Loading model cost 0.380 seconds.
Prefix dict has been built succesfully.


 小明 1995 年 畢業 於 北京 清華大學
小明  1995  年  畢業  於  北京  清華大學
Full Mode: 小/ 明/ 1995/ 年/ 畢/ 業/ 於/ 北京/ 清/ 華/ 大/ 學
小明/  碩士/  畢業/  於/  中國/  科學院/  計算/  所/  ，/  後/  在/  日本/  京都/  大學/  深造


#### 將目錄中的文件轉成分詞檔案

In [4]:
import sys  
import os
# 保存至文件
def savefile(savepath,content):
    fp = open(savepath,"wb")
    fp.write(content)
    fp.close()
    
# 讀取文件
def readfile(path):
    fp = open(path,"rb")
    content = fp.read()
    fp.close()
    return content

In [2]:
import sys  
import os
# 保存至文件
def savefile(savepath,content):
    fp = open(savepath,"wb")
    fp.write(content)
    fp.close()
    
# 讀取文件
def readfile(path):
    fp = open(path,"rb")
    content = fp.read()
    fp.close()
    return content
    
corpus_path = "train_corpus_small/"  # 未分詞分類語料庫路徑
seg_path = "train_corpus_seg/"      # 分詞後分類語料庫路徑

catelist = os.listdir(corpus_path)  # 獲取corpus_path下的所有子目錄

# 獲取每個目錄下所有的文件
for mydir in catelist:
    class_path = corpus_path+mydir+"/"    # 拼出分類子目錄的路徑
    seg_dir = seg_path+mydir+"/"          # 拼出分詞後語料分類目錄
    if not os.path.exists(seg_dir):       # 是否存在目錄，如果沒有創建
            os.makedirs(seg_dir)	
    file_list = os.listdir(class_path)    # 獲取class_path下的所有文件
    for file_path in file_list:           # 遍歷類別目錄下文件
        fullname = class_path + file_path   # 拼出文件名全路徑
        content = readfile(fullname).strip()  # 讀取文件內容
        content = content.replace("\r\n","") # 刪除換行和多餘的空格
        content_seg = jieba.cut(content.strip())		# 為文件內容分詞
        savefile(seg_dir+file_path," ".join(content_seg))  # 將處理後的文件保存到分詞後語料目錄

print "中文語料分詞結束！！！"

OSError: [Errno 2] No such file or directory: 'train_corpus_small/'

### 產生向量空間，使用 sklearn 的Bunch 資料結構

In [5]:
import cPickle as pickle
from sklearn.datasets.base import Bunch

# Bunch類提供一種key,value的對象形式
# target_name:所有分類集名稱列表
# label:每個文件的分類標籤列表
# filenames:文件路徑
# contents:分詞後文件詞向量形式
bunch = Bunch(target_name=[],label=[],filenames=[],contents=[])	

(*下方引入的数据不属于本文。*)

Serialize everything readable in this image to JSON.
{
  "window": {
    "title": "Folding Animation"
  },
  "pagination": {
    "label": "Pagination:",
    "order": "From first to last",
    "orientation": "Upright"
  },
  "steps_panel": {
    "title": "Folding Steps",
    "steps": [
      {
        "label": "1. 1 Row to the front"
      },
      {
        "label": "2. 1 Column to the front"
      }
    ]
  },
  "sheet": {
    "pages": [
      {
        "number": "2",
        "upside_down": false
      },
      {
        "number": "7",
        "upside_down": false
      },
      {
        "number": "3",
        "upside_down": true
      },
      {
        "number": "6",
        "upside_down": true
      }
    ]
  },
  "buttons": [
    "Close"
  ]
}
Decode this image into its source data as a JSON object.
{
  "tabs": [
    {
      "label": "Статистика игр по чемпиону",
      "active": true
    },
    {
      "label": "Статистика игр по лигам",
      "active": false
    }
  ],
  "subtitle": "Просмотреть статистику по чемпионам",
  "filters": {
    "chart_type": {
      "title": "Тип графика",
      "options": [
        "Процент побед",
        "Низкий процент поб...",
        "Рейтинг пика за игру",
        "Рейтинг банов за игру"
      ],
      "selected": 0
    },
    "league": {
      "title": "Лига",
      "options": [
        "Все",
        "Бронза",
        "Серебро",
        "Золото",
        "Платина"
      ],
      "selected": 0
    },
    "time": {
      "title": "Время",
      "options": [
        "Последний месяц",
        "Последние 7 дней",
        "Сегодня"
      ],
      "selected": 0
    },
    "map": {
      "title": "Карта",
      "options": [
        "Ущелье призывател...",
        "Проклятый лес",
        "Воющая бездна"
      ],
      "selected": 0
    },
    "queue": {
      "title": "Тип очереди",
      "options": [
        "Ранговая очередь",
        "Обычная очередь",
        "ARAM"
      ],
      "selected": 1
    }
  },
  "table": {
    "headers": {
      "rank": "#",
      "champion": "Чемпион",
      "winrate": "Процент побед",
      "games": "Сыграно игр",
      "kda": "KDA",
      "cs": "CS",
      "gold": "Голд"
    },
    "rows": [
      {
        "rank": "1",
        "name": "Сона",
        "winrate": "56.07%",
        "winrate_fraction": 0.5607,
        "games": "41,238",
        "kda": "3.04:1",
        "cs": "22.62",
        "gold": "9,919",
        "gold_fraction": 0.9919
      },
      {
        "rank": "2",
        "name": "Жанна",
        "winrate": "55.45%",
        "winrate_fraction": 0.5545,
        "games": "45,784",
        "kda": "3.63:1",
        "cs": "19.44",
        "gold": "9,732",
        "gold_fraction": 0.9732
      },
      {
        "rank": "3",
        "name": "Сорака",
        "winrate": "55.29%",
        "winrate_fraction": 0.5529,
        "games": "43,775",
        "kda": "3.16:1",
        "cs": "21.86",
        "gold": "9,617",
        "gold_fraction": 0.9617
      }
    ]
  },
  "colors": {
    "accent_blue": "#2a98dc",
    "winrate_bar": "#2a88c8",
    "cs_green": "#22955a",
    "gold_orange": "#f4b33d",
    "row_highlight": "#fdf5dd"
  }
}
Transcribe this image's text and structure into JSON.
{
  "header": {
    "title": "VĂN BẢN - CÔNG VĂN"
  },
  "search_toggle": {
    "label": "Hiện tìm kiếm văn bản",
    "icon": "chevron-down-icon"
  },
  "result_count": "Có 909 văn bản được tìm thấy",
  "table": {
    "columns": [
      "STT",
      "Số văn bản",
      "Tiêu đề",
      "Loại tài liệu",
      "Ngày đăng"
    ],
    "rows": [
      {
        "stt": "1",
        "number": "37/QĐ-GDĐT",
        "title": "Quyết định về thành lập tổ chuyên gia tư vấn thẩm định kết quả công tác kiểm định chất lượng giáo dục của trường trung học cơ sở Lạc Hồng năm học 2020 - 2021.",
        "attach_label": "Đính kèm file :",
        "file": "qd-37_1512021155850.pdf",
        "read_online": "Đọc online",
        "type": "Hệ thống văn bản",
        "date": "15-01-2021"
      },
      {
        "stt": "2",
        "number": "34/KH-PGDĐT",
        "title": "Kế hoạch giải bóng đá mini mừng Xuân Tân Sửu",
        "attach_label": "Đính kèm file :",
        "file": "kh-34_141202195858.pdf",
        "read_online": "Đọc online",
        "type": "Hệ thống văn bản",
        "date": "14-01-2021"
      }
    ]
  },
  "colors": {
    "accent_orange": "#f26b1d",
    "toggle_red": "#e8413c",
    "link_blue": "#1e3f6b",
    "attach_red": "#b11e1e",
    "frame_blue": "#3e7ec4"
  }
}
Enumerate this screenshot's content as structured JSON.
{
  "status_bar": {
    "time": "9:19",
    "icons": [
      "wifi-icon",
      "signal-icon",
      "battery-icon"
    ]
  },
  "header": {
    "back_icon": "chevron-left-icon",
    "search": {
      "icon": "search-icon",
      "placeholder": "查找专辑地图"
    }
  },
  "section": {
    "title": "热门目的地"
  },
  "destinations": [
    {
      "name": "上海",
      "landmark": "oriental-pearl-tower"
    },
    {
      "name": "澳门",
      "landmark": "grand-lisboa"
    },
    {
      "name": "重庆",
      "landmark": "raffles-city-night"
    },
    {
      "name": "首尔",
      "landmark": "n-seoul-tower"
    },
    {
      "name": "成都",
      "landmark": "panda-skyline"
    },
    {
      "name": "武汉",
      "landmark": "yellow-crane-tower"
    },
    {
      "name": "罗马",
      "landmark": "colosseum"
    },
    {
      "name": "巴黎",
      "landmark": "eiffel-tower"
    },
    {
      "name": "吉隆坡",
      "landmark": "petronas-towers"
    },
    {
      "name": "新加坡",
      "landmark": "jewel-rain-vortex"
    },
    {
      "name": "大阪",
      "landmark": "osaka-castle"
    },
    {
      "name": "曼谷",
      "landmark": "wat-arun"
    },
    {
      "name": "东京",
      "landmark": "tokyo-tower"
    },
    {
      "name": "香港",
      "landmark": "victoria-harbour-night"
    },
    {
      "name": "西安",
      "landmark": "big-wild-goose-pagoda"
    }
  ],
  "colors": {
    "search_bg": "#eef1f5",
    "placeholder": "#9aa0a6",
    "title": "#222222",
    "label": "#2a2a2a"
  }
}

wordbag_path = "train_word_bag/train_set.dat"  # 未分詞分類語料庫路徑
seg_path = "train_corpus_seg/"      # 分詞後分類語料庫路徑

catelist = os.listdir(seg_path)  # 獲取seg_path下的所有子目錄
bunch.target_name.extend(catelist)
# 獲取每個目錄下所有的文件
for mydir in catelist:
    class_path = seg_path+mydir+"/"    # 拼出分類子目錄的路徑
    file_list = os.listdir(class_path)    # 獲取class_path下的所有文件
    for file_path in file_list:           # 遍歷類別目錄下文件
        fullname = class_path + file_path   # 拼出文件名全路徑
        bunch.label.append(mydir)
        bunch.filenames.append(fullname)
        bunch.contents.append(readfile(fullname).strip())		# 讀取文件內容

#對象持久化                                                                                              
file_obj = open(wordbag_path, "wb")
pickle.dump(bunch,file_obj)                      
file_obj.close()

print "構建文本對象結束！！！"

構建文本對象結束！！！


### if-idf詞向量空間創建

In [10]:
#引入持久化類
import cPickle as pickle
from sklearn import feature_extraction  
from sklearn.feature_extraction.text import TfidfTransformer  
from sklearn.feature_extraction.text import TfidfVectorizer  

# 讀取文件
def readfile(path):
    fp = open(path,"rb")
    content = fp.read()
    fp.close()
    return content

#計算訓練語料的tfidf權值並持久化為詞袋

#讀取bunch對象
def readbunchobj(path):
    file_obj = open(path, "rb")
    bunch = pickle.load(file_obj) 
    file_obj.close()
    return bunch

#寫入bunch對象
def writebunchobj(path,bunchobj):
    file_obj = open(path, "wb")
    pickle.dump(bunchobj,file_obj) 
    file_obj.close()

# 1. 讀取停用詞表
stopword_path = "train_word_bag/hlt_stop_words.txt"
stpwrdlst = readfile(stopword_path).splitlines()

# 2. 導入分詞後的詞向量bunch對象
path = "train_word_bag/train_set.dat"        # 詞向量空間保存路徑
bunch = readbunchobj(path)

# 3. 構建tf-idf詞向量空間對象
tfidfspace = Bunch(target_name=bunch.target_name,label=bunch.label,filenames=bunch.filenames,tdm=[],vocabulary={})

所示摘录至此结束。